Post by Pam Seeback »

Is there a tacit admission here that ideally one ought to marry one's ideation of 'the true God' (via reasoning about causality as interdependence, and the formlessness of Reality) with a 'passion of infinity'?
The interdependence of causality IS the passion of infinity when known as such by the interdependent causality. When this knowing is doubt-free, reasoning about is transcended, ideation of God is transcended. Why? Because reasoning 'about' and 'of' imply an existent separation when as the truth of infinite subjectivity reveals, no such existent separation exists. Where God (believing Itself to be Kierkegaard) was yet suspended in ignorance was Its consideration of Itself as the unknown objective reality as if in contrast to the faithful relating subject (the soul called Kierkegaard).

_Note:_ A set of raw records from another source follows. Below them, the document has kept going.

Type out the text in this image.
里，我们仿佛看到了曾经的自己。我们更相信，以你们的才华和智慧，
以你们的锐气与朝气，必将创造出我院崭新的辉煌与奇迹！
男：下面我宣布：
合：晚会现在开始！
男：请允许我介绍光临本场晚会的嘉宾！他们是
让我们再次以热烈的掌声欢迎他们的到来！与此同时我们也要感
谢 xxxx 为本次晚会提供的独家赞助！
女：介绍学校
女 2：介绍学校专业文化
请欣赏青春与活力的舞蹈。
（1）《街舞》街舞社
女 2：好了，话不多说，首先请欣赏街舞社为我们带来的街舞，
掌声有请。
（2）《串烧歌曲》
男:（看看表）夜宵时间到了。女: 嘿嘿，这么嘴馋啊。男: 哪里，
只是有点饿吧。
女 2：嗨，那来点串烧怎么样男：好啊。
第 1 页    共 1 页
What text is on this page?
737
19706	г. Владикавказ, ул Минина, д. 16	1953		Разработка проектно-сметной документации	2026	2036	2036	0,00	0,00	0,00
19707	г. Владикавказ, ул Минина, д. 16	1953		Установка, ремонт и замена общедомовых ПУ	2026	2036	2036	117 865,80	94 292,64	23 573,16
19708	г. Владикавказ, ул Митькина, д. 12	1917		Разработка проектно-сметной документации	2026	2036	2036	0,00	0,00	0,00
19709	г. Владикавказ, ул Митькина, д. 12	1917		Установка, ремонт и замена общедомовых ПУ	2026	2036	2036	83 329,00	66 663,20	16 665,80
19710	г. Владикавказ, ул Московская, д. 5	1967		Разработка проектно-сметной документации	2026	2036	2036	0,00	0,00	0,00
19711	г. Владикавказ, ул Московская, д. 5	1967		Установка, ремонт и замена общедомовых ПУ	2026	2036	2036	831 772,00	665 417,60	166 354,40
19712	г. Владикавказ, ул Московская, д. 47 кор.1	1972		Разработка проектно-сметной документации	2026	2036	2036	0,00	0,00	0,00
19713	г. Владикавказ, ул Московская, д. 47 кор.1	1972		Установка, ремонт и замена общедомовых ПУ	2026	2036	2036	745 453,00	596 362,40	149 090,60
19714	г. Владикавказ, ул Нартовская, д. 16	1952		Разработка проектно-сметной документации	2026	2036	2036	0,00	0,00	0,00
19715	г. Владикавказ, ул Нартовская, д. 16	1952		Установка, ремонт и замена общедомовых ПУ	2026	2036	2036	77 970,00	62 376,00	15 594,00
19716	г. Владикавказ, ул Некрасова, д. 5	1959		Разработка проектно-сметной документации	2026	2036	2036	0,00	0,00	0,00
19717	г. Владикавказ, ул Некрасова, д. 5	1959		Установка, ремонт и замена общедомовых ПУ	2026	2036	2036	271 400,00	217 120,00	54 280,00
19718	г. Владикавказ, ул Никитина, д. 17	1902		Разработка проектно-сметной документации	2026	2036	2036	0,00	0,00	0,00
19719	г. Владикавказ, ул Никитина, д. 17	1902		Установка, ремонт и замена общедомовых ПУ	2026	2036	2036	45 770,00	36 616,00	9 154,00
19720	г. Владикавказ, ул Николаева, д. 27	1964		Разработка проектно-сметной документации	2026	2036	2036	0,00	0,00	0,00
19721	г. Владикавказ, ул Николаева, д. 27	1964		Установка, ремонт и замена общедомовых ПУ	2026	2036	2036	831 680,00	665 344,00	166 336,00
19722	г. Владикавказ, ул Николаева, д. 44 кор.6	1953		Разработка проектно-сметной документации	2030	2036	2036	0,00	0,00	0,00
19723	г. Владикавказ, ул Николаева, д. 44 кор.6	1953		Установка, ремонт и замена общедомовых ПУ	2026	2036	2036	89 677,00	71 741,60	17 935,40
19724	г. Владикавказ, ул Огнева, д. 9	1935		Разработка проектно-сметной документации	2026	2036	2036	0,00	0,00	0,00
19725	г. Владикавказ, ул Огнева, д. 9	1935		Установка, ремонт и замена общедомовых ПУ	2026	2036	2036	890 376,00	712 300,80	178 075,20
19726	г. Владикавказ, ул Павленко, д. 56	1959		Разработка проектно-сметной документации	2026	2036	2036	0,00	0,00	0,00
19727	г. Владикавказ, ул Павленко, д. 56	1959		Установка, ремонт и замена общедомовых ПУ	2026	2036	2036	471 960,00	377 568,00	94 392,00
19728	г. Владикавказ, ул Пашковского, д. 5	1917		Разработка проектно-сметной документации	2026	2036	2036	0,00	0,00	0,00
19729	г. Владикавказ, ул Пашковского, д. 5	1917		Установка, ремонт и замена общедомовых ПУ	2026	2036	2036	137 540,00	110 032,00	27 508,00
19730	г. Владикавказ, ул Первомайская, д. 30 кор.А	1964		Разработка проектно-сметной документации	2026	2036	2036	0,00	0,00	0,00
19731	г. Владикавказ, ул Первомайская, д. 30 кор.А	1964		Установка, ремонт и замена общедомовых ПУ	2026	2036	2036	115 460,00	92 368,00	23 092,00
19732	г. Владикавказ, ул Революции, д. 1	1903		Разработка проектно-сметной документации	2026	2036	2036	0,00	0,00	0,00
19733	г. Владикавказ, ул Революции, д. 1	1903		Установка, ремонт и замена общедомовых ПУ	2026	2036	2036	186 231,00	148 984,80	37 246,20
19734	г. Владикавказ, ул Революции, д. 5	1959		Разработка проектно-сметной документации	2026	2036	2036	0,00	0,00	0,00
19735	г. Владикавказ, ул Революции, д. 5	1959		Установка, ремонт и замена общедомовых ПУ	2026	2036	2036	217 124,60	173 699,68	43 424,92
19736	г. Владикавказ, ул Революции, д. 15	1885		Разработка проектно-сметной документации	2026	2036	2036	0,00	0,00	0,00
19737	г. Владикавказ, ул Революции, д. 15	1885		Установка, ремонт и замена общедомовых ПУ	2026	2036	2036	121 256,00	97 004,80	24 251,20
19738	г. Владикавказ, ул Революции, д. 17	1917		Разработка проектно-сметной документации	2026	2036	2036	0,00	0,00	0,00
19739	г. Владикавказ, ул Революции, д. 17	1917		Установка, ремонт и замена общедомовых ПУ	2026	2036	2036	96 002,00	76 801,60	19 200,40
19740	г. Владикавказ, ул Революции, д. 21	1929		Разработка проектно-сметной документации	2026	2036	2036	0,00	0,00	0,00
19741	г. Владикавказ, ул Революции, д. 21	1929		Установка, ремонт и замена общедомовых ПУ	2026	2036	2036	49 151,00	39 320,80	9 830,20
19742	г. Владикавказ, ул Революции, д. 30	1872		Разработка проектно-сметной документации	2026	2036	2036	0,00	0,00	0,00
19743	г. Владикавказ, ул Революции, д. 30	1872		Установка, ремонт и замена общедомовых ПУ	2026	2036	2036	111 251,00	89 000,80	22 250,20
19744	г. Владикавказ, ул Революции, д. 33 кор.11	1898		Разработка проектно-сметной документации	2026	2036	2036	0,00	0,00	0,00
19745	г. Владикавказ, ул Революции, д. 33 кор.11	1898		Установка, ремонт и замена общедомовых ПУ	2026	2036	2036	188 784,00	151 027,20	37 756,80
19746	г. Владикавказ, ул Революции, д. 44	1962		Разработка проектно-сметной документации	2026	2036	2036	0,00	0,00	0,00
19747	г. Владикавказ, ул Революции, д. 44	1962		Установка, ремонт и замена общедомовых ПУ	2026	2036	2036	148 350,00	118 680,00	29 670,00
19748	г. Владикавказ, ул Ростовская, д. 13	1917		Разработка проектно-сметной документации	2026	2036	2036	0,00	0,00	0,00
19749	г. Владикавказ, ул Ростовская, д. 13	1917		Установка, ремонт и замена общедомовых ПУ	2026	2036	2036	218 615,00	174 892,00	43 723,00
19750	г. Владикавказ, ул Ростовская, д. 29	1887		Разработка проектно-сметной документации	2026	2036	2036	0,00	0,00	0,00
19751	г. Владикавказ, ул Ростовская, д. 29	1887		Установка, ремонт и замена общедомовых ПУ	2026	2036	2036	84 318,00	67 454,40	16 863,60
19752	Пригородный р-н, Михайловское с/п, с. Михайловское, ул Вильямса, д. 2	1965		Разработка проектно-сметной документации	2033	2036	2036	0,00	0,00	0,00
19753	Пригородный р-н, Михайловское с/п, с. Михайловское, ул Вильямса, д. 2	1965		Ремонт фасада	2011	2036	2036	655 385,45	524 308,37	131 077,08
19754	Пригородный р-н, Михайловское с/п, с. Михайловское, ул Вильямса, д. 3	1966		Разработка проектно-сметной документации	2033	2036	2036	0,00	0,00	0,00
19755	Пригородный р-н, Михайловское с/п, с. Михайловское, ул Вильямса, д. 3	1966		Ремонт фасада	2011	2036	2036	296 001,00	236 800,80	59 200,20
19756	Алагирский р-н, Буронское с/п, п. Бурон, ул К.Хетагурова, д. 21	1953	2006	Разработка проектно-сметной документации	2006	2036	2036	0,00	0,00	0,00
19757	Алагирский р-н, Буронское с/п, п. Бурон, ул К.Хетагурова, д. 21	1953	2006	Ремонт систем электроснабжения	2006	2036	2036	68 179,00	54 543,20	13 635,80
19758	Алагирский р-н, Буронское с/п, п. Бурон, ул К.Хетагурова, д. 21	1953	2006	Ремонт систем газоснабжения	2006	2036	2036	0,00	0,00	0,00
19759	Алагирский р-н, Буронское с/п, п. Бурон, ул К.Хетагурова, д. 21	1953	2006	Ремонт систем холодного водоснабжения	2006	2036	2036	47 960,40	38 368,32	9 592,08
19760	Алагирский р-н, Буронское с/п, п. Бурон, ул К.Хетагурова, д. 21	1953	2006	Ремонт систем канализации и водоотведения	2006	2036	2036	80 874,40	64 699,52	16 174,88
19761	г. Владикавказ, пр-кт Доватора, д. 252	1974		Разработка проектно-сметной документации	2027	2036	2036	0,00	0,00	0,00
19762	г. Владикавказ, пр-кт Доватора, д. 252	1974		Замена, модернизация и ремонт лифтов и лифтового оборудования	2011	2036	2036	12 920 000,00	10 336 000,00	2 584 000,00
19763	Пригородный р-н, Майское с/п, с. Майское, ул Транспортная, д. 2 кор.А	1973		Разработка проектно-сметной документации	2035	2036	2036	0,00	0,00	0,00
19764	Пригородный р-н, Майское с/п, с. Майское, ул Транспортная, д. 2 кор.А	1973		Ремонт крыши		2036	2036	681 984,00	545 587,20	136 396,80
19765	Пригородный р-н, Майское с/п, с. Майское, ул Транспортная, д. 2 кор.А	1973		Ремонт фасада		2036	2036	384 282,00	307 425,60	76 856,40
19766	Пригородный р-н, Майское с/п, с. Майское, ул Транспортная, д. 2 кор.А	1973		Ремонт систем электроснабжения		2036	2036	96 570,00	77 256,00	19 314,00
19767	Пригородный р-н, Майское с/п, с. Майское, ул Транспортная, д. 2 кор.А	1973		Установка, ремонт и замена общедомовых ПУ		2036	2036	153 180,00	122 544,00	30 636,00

This ignorance of Always One, never two appears clearly in this passage from "From Fear and Trembling": "Temporality, finitude—this is what it is all about. I can resign everything by my own strength and find peace and rest in the pain; I can put up with everything—even if that dreadful demon, more horrifying than the skeletal one who terrifies me, even if madness held its fools costume before my eyes and I understood from its face that it was I who should put it on—I can still save my soul as long as my concern that my love of God conquer within me is greater than my concern that I achieve earthly happiness."

When you read the above passage from the perspective of the conscious, knowing, infinite forming God (your true nature, my true nature), the loving of God BY Kierkegaard (as well as the experience of fear and trembling of Kierkegaard for the unknown 'objective' God) makes no sense - liberation/salvation is 'won'!